Does anyone have any other ideas on how to speed this up?
I have heard that Xilinx has a demo application that uses this area for frame buffers between PL and PS? How is the memory used by the PS in that application?
Thanks in advance!
06-25-2012 02:49 PM
06-25-2012 05:11 PM
06-27-2012 12:02 AM
Thanks for the quick reply!
I was hoping for a user space solution to make the area cachable.
For now we have been able to redesign the system so that we can live with the slow copy, but that is just temporary. I'll try the ioremap_wc later.
If you come to think of a way to make the area cachable when mapping it in user space please let me know.
08-31-2012 09:03 AM
According to your post, CPU writes to DDR are cached. Are CPU transactions cached by default with the Linux kernel, or do caches need to be enabled via a driver or boot option?
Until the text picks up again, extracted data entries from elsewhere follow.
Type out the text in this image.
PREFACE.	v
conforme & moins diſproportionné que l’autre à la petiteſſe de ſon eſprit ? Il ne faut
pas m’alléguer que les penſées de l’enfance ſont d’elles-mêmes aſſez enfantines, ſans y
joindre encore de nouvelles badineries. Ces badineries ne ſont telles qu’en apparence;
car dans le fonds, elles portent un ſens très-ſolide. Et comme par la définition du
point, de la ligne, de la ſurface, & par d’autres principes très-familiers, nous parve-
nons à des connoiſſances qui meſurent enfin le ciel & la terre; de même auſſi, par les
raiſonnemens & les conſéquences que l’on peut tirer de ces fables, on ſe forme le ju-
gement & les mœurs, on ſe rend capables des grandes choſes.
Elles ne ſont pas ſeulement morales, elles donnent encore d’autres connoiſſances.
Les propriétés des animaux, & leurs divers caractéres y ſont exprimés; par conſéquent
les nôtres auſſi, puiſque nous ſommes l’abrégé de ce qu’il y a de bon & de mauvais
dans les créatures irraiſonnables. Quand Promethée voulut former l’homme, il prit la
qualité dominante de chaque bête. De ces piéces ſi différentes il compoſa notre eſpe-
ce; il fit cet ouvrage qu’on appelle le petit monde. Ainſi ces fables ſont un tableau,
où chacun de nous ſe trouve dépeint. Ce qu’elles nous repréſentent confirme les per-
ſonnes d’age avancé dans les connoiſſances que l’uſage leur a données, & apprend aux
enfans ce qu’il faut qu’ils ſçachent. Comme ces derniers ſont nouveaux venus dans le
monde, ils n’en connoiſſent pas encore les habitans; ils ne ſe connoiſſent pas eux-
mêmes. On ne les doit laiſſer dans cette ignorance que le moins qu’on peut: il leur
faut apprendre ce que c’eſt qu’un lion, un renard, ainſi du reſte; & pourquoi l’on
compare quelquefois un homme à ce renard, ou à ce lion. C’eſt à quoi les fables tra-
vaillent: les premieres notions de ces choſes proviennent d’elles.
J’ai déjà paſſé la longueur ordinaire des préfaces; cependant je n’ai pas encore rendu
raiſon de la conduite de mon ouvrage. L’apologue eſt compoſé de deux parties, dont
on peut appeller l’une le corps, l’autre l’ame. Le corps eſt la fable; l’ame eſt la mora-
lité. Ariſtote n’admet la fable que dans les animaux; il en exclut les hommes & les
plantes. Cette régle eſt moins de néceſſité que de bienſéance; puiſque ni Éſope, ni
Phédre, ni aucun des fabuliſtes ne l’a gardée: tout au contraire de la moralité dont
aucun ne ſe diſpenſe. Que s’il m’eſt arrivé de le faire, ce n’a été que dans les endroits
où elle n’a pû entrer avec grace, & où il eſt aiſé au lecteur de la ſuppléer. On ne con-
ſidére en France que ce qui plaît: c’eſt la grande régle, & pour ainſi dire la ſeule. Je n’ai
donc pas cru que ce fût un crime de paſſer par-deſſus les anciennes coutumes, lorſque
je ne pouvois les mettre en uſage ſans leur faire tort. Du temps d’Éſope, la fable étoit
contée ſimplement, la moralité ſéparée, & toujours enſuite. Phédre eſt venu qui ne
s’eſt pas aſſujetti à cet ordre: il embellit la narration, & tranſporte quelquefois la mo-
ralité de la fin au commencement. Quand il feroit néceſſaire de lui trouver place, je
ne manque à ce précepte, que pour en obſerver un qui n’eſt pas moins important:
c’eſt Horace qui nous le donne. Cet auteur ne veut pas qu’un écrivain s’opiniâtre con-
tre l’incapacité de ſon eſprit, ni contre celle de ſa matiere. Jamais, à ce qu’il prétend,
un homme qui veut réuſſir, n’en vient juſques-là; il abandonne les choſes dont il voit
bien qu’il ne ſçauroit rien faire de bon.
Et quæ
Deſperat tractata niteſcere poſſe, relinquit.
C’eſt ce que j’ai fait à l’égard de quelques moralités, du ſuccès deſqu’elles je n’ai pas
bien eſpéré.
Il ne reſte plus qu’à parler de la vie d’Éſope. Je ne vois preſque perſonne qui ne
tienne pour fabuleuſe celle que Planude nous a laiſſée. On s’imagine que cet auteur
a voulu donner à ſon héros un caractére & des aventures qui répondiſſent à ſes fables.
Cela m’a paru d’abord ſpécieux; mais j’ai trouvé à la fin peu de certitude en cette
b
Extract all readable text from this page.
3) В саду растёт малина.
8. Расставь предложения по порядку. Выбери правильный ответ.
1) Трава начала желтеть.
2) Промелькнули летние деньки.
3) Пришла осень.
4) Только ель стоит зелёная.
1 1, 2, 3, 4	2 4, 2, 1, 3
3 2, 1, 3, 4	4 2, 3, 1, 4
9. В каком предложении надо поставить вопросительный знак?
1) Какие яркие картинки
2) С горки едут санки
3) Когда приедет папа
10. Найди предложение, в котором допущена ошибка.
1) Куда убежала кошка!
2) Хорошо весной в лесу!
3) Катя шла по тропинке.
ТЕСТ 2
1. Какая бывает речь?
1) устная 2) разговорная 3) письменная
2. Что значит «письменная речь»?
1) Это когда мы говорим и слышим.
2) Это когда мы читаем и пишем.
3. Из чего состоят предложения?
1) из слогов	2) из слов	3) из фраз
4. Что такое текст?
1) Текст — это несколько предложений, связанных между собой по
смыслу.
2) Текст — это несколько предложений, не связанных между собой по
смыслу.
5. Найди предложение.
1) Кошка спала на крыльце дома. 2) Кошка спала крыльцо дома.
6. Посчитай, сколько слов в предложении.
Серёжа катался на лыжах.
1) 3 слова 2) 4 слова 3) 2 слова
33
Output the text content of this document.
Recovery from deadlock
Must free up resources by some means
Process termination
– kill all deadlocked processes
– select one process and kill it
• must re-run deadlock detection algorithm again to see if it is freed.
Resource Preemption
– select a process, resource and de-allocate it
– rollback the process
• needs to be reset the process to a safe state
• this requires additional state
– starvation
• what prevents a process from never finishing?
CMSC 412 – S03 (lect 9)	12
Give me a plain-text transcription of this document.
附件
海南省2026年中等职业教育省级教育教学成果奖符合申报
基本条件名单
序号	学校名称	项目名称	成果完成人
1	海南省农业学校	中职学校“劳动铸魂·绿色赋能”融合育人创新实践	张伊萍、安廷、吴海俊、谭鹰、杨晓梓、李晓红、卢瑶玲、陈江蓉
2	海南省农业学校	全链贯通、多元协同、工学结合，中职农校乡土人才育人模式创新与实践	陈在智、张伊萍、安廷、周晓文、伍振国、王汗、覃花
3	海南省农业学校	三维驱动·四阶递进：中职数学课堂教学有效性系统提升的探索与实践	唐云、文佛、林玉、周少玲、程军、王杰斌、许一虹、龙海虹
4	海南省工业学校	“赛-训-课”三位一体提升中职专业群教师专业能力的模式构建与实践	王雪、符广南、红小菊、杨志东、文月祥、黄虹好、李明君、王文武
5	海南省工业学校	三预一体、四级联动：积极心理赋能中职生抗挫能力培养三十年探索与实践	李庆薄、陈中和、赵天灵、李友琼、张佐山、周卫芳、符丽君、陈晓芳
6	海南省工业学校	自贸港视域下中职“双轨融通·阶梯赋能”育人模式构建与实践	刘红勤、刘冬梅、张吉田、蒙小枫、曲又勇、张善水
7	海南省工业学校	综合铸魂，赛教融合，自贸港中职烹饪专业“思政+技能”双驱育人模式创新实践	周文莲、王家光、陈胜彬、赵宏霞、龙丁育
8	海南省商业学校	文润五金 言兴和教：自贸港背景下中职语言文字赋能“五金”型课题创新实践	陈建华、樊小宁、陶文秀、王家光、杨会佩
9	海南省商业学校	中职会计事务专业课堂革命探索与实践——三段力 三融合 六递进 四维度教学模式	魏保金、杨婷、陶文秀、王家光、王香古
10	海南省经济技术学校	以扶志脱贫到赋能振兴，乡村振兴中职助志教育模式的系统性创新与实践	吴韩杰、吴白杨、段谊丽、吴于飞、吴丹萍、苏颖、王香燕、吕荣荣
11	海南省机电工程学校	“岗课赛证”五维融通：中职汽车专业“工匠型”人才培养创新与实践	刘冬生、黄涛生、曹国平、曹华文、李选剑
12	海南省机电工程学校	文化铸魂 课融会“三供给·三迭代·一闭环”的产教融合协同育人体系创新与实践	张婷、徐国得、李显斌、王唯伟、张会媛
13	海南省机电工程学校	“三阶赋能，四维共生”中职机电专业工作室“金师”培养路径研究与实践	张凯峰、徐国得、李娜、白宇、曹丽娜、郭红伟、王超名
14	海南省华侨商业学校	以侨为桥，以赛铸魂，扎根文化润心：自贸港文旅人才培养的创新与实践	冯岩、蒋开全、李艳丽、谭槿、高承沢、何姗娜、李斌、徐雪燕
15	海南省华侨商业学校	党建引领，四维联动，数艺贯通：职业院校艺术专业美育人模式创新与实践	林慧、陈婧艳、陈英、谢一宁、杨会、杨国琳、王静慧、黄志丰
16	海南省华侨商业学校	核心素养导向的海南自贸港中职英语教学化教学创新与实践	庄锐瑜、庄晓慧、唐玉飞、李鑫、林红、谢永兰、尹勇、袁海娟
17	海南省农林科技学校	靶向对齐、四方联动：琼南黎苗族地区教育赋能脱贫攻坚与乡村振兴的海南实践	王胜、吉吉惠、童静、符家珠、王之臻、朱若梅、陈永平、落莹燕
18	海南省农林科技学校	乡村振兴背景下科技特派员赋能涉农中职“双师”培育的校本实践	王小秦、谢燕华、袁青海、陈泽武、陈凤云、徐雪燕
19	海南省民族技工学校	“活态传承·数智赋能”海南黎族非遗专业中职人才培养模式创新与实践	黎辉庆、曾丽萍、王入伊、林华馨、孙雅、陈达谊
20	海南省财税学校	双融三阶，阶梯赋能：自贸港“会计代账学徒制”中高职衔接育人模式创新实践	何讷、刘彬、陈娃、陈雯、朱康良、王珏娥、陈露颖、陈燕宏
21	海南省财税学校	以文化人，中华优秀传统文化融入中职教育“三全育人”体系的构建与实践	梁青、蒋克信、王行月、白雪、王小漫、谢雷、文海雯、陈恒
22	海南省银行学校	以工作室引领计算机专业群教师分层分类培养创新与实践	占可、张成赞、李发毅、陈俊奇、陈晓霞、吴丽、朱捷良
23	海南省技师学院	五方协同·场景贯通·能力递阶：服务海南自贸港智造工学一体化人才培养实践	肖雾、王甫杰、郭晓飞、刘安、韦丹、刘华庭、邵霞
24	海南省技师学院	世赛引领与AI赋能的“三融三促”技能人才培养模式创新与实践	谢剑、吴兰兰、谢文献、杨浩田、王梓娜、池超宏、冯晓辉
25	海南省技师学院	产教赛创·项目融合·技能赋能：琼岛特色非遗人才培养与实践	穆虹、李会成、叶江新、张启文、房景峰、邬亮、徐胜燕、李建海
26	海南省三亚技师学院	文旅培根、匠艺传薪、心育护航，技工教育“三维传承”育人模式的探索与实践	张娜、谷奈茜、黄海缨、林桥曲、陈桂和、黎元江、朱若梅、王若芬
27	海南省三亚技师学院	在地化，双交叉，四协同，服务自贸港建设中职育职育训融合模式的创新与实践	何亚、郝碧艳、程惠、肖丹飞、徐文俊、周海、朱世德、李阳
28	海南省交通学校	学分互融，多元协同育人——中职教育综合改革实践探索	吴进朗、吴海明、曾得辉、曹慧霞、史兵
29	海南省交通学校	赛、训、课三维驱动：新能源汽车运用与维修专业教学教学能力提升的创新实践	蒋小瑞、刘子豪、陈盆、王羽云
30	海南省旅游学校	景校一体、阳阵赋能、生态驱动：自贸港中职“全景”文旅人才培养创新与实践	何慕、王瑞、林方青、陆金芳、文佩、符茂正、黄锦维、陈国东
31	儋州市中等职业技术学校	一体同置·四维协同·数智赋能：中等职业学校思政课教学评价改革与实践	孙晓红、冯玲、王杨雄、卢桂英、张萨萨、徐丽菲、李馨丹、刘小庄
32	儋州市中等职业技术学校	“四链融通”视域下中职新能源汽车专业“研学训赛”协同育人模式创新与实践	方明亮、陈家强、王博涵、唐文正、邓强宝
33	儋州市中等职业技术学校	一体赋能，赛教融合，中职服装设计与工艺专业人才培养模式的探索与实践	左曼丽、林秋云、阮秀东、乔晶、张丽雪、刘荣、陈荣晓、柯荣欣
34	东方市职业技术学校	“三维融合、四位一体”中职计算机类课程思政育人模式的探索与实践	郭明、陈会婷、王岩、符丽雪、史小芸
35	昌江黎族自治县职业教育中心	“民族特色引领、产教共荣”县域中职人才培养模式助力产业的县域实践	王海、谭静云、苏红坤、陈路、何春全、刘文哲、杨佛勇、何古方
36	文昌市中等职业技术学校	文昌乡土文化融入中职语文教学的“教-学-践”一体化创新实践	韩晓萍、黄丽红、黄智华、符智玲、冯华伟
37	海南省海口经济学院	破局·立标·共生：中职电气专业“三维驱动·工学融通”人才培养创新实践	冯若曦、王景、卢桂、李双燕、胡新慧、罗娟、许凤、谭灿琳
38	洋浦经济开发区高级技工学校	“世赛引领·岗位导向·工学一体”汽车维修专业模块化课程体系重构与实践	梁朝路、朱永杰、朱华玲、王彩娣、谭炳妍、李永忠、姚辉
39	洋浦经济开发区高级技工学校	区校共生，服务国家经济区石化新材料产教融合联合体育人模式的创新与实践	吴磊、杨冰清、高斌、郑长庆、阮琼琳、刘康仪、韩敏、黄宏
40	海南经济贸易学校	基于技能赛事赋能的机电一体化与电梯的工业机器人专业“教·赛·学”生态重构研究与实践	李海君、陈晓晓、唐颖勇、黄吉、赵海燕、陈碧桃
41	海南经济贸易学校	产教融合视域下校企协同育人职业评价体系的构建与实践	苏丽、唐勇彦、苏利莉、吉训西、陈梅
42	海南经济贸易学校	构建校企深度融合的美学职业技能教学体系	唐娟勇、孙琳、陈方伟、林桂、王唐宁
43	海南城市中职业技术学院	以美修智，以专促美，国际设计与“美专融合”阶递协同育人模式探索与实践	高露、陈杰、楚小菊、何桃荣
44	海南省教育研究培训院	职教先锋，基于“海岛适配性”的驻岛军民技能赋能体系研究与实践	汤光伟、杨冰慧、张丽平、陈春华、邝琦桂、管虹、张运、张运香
Also, are PL DMA transactions cached in the setup you described?
I ask because I'm interested in benchmarking the performance of the HP AXI versus ACP AXI connections for transfers from PL to DDR. I expected the ACP connection to perform slightly better than a single HP connection due to the use of cache. However, so far, both interfaces have been performing identically. So I am unsure if cache is disabled for PL accesses, or if there's some other issue causing poor(er) ACP performance.
09-04-2012 09:10 AM
When you speak of caching it's not clear exactly what you are referring to. The kernel itself does use caches by default. Driver calls to ioremap usually are non-cached as it makes sense for most device I/O, but the ioremap call can also be for cached memory if I remember right.
One of the issues is that the Linux ARM architecture in general is considered a non-coherent architecture. The definition for coherency I'm using (but seems to be inconsistent or confusing to me lot's of places) is that for I/O, the CPU is responsible for invalidating and flushing the caches at the right time for DMA transactions. Because of this the DMA infrastructure takes care of that in Linux, but assumes non-coherent and this is all determined at kernel build time. There is no mixed coherent and non-coherent support yet, but it's coming in 3.7 it appears as there some patches I've tested for this.
So by default the DMA transactions are doing cache operations for ACP which means the performance won't be better. The other consideration is that the DMA in the PL must be setup for coherent transactions as they can be non-coherent. All of this is still a bit evolving in Xilinx.
Hope that helps a bit.
09-05-2012 01:24 PM
The best discussion of the issues seems to be i the linaro-mm-sig. Sadly, the Zynq kernel is not close to tracking current Linux development, so it would requiring back porting patches to test the dma api work done by them.
I'd love to see a Xilinx bleeding tree that was focused on recent kernels and the Xilinx drivers in a position to submit upstream. That would make things so much easier.